The warning comes as the government launches a consultation on the future of post-16 qualifications at Level 3 and below. The consultation is on ‘only providing public funding for qualifications that meet key criteria on quality, purpose, necessity and progression’ and ‘not providing public funding for qualifications for 16 to 19 year olds that overlap with T Levels or A Levels’. T Levels are the government’s new technical qualification which will be introduced in 2020, and will be considered equivalent to A Levels. The prime minister has previously said that they will be the ‘gold-standard’ for vocational qualifications.
The ASCL and SFCA say that the terms of the consultation suggest that it is ‘loaded towards a conclusion which will sound the death knell for Applied General qualifications’. Among their concerns is that if Applied General qualifications are scrapped students would be forced to choose either an entirely academic route and take only A-levels, or a solely vocational route and take only T Levels, rather than mixing qualifications as they are able to do at present. They say that such a ‘binary divide’ would not be in the interests of students. They also point out that T Levels are currently ‘untried and untested’ and therefore discontinuing alternative vocational qualifications would be premature. Their statement also warns that the disruption and additional workload of overhauling many programmes of study would be challenging for ‘a sector which is particularly poorly funded by the government.’
Geoff Barton, general secretary of the ASCL, said: ‘We very much hope that T Levels are a success. However, that should not be at the expense of a qualification which is proven and popular. Sceptics might be inclined to think that the government has spent so much time heralding the advent of T Levels that it is now intent on clearing the path of any potential competition.’

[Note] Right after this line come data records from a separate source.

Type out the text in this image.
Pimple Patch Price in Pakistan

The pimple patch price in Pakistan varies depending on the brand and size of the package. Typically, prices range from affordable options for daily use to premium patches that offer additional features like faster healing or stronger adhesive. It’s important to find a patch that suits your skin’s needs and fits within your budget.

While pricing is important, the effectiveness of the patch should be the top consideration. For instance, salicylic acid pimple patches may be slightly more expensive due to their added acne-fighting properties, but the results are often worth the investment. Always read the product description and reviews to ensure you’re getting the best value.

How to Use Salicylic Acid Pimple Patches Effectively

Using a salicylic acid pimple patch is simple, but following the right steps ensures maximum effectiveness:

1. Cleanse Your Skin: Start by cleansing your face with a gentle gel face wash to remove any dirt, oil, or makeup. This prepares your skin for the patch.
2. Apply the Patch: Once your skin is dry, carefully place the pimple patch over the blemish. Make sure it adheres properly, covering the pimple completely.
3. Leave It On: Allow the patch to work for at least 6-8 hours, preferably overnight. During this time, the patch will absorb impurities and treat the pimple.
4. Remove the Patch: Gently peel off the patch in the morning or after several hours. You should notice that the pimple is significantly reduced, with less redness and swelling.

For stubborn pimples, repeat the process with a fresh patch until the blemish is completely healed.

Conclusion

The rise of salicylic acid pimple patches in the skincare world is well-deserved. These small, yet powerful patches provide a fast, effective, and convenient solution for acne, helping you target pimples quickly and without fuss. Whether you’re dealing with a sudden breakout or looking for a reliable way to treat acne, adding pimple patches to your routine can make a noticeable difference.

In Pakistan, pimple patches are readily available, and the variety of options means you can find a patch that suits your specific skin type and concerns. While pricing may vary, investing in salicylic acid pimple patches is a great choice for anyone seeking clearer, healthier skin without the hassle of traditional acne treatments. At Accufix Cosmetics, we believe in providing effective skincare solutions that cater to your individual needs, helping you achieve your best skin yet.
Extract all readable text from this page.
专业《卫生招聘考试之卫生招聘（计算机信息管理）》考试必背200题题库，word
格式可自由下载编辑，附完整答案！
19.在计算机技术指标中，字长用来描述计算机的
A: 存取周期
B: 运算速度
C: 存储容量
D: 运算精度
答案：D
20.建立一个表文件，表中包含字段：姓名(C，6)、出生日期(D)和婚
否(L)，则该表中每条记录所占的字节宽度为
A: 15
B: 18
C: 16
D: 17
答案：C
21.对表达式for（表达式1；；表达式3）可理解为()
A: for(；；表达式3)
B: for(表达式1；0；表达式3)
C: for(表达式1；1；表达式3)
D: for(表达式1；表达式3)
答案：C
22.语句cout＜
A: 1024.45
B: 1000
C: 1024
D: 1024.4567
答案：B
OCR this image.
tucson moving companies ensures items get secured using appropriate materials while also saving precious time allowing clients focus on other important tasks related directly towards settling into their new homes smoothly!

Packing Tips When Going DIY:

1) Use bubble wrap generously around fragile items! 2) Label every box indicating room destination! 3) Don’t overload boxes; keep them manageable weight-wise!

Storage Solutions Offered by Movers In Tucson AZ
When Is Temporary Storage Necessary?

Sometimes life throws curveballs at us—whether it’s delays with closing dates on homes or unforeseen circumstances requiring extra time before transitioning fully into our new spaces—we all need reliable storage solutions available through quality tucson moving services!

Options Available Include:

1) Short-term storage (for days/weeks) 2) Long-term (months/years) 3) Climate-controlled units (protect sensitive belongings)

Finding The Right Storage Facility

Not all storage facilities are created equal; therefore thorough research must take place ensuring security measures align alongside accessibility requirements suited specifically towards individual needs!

Bill Watkin, chief executive of the SFCA, commented: ‘The government may see the introduction of T Levels as the best way to address the skills gap, about which it is, quite rightly, concerned. But this should not be at the expense of Applied Generals – these qualifications help young people to acquire the skills that our economy and society need and we will be making the strongest possible case to ensure they have a secure future’.
Launching the consultation education secretary Damian Hinds said ‘We have made huge progress to boost the quality of education and training on offer for young people. From 2020 we will start to roll out new T Levels which will offer young people high-quality technical courses alongside our world class A Levels’, adding ‘We can’t legislate for parity of esteem between academic and technical routes post 16. But we can improve the quality of the options out there and by raising quality, more students and parents will trust these routes’.